¿Quién es tu cobertura? Parte 3

 Sujeción Contra Obediencia 

 ¿En qué difiere la sujeción de la obediencia? La sujeción es una actitud. La obediencia es una acción. La sujeción es absoluta. La obediencia es relativa. La sujeción es incondicional. La obediencia es condicional. La sujeción es un asunto interior. La obediencia es un asunto exterior. 

 Dios nos convoca a tener un espíritu de humilde sujeción hacia los que ha colocado en autoridad sobre nosotros en el orden natural. Sin embargo, no podemos obedecerles si nos mandan hacer lo que viola Su voluntad, porque la autoridad de Dios es más alta que cualquiera autoridad terrenal. 

 No obstante, uno puede desobedecer al tiempo que se somete. Se puede desobedecer a una autoridad terrenal y mantener un espíritu de humilde sujeción. Se puede desobedecer al tiempo que se mantiene una actitud de respeto y reverencia, distinto al espíritu de rebelión, injuria y subversión ( 1 Tim. 2:1-2; 2 Ped. 2:10; Judas 8). La desobediencia de las parteras Hebreas (Éxo. 1:17), los tres jóvenes Hebreos (Dan. 3:17-18), Daniel (Dan. 6:8-10), y los apóstoles (Hech. 4:18- 20; 5:27-29) ejemplifican el principio de estar sujeto a una autoridad oficial al tiempo que se le desobedece cuando ésta choca con la voluntad de Dios. 

 Es cierto que que Dios ha dado autoridad (exousía) a los creyentes para ejercer ciertos derechos. Entre ellos está la autoridad de ser hechos hijos de Dios (Jn. 1:12), poseer propiedades (Hech. 5:4), decidir casarse o permanecer célibes (1 Cor. 7:37), decidir qué comer o beber (1 Cor. 8:9), sanar las enfermedades (Mar. 3:15), expulsar demonios (Mat. 10:1; Mar. 6:7; Luc. 9:1; 10:19), edificar a la iglesia ( 2 Cor. 10:8; 13:10), recibir bendiciones especiales asociadas con ciertos ministerios (1 Cor. 9:4-18; 2 Tes. 3:8-9), gobernar naciones y comer del árbol de la vida en el reino futuro (Ap. 2:26; 22:14). 

 ¡Pero en ninguna parte la Biblia enseña que Dios ha dado autoridad (exousía) a los creyentes sobre otros creyentes! 

 Recordemos la palabra de nuestro Señor en Mateo 20:25-26 y Lucas 22:25-26 donde condenó las formas de autoridad tipo exousía entre Sus seguidores. Este hecho debe darnos pausa para una seria reflexión. Por lo tanto, sugerir que los líderes en la iglesia deben ejercer la misma clase de autoridad que los dignatarios representa lógicamente un salto y una generalización excesiva. 

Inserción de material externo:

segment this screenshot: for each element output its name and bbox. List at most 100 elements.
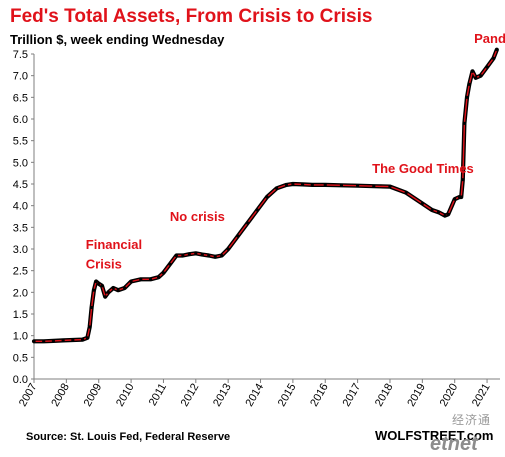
annotations: Financial Crisis No crisis The Good Times Pa… [86,31,505,271]
data-point [148,277,153,281]
data-point [220,253,224,258]
y-tick-label: 4.5 [13,179,28,191]
series-outline [31,47,499,344]
data-point [174,253,178,258]
data-point [200,253,204,257]
axes [31,53,500,383]
data-point [323,183,327,187]
data-point [116,288,120,292]
data-point [474,76,478,80]
x-tick-label: 2021 [470,382,493,409]
data-point [470,69,475,73]
data-point [245,221,250,225]
annotation-label: Pandemic [474,31,505,46]
data-point [97,282,101,286]
annotation-label: Crisis [86,257,122,272]
data-point [485,65,489,69]
data-point [462,121,467,125]
data-point [356,184,360,188]
source-note: Source: St. Louis Fed, Federal Reserve [26,431,231,443]
x-tick-label: 2011 [147,382,169,408]
data-point [51,339,56,343]
data-point [80,337,85,342]
x-tick-label: 2009 [82,382,105,409]
watermark-cn: 经济通 [452,413,492,427]
x-tick-label: 2008 [49,382,72,409]
x-tick-label: 2017 [341,382,364,409]
x-tick-label: 2015 [276,382,299,409]
data-point [139,277,143,281]
y-tick-label: 7.5 [13,49,28,61]
data-point [443,214,447,218]
tick-labels: 0.0 0.5 1.0 1.5 2.0 2.5 3.0 3.5 4.0 4.5 5.0 5.5 6.0 6… [13,49,493,409]
y-tick-label: 0.0 [13,374,28,386]
data-point [300,182,305,187]
data-point [372,184,376,188]
data-point [430,208,434,212]
data-point [156,275,161,279]
data-point [106,290,111,294]
data-point [275,186,279,190]
x-tick-label: 2014 [243,382,266,409]
y-tick-label: 4.0 [13,201,28,213]
data-point [94,279,98,284]
data-point [255,208,259,212]
data-point [187,252,191,256]
data-point [194,251,198,255]
chart-subtitle: Trillion $, week ending Wednesday [10,32,225,47]
data-point [491,56,496,60]
x-tick-label: 2012 [179,382,202,409]
data-point [265,195,269,199]
data-point [436,210,441,214]
data-point [284,183,289,187]
annotation-label: Financial [86,237,142,252]
y-tick-label: 5.5 [13,136,28,148]
data-point [32,339,36,343]
data-point [92,288,96,292]
data-point [465,95,469,99]
data-point [129,279,133,284]
data-point [339,183,344,187]
brand-text: WOLFSTREET.com [375,428,494,443]
y-tick-label: 6.0 [13,114,28,126]
y-tick-label: 7.0 [13,71,28,83]
plot-series [31,47,499,344]
x-tick-label: 2016 [308,382,331,409]
data-point [478,74,483,78]
data-point [236,234,240,238]
y-tick-label: 3.5 [13,222,28,234]
data-point [100,284,104,288]
data-point [310,183,314,187]
x-tick-label: 2010 [114,382,137,409]
data-point [420,201,424,206]
data-point [404,191,408,195]
data-point [181,253,185,258]
data-point [226,247,230,251]
data-point [90,305,94,310]
data-point [168,262,172,266]
data-point [85,336,89,340]
y-tick-label: 1.0 [13,331,28,343]
x-tick-label: 2019 [405,382,428,409]
data-point [388,185,392,189]
data-point [103,295,107,299]
x-tick-label: 2013 [211,382,234,409]
data-point [123,286,127,290]
watermark-logo: etnet [430,433,478,455]
x-tick-label: 2020 [438,382,461,409]
data-point [461,178,465,182]
data-point [495,48,499,52]
data-point [291,182,295,186]
data-point [213,255,217,259]
data-point [453,197,457,201]
data-point [88,325,92,329]
data-point [446,212,450,216]
data-point [71,338,75,342]
y-tick-label: 0.5 [13,352,28,364]
y-tick-label: 1.5 [13,309,28,321]
y-tick-label: 6.5 [13,92,28,104]
y-tick-label: 2.0 [13,287,28,299]
data-point [61,338,65,343]
y-tick-label: 2.5 [13,266,28,278]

Una vez más, el NT nunca vincula la exousía a los líderes de la iglesia, ni establece que algunos creyentes tienen exousía sobre otros creyentes. Sin duda, el AT describe a los profetas, sacerdotes, reyes y jueces como autoridades oficiales. Esto se debe a que estos “oficios” eran sombras de los ministerios autoritativos de Jesucristo mismo. Cristo es el verdadero Profeta, Sacerdote, Rey y Juez. 

Pero en el NT nunca encontramos que se describa o represente a algún líder como una autoridad oficial. Esto incluye a los sobreveedores locales, así como a los obreros extra locales. Para ser franco, la noción de que los Cristianos tienen autoridad sobre otros Cristianos es un ejemplo de exégesis forzada y, como tal, es Bíblicamente insostenible. 

Cuando los líderes de la iglesia ejercen el mismo tipo de autoridad que desempeñan los oficiales gubernamentales, ¡se vuelven usurpadores! Cierto es que la autoridad funciona en la iglesia, pero la autoridad que opera en la ekklesía es notablemente diferente de la que se ejerce en el orden natural. Esto tiene sentido ya que la iglesia no es una organización humana, sino un organismo espiritual. La autoridad que opera en la iglesia no es oficial. Es autoridad orgánica.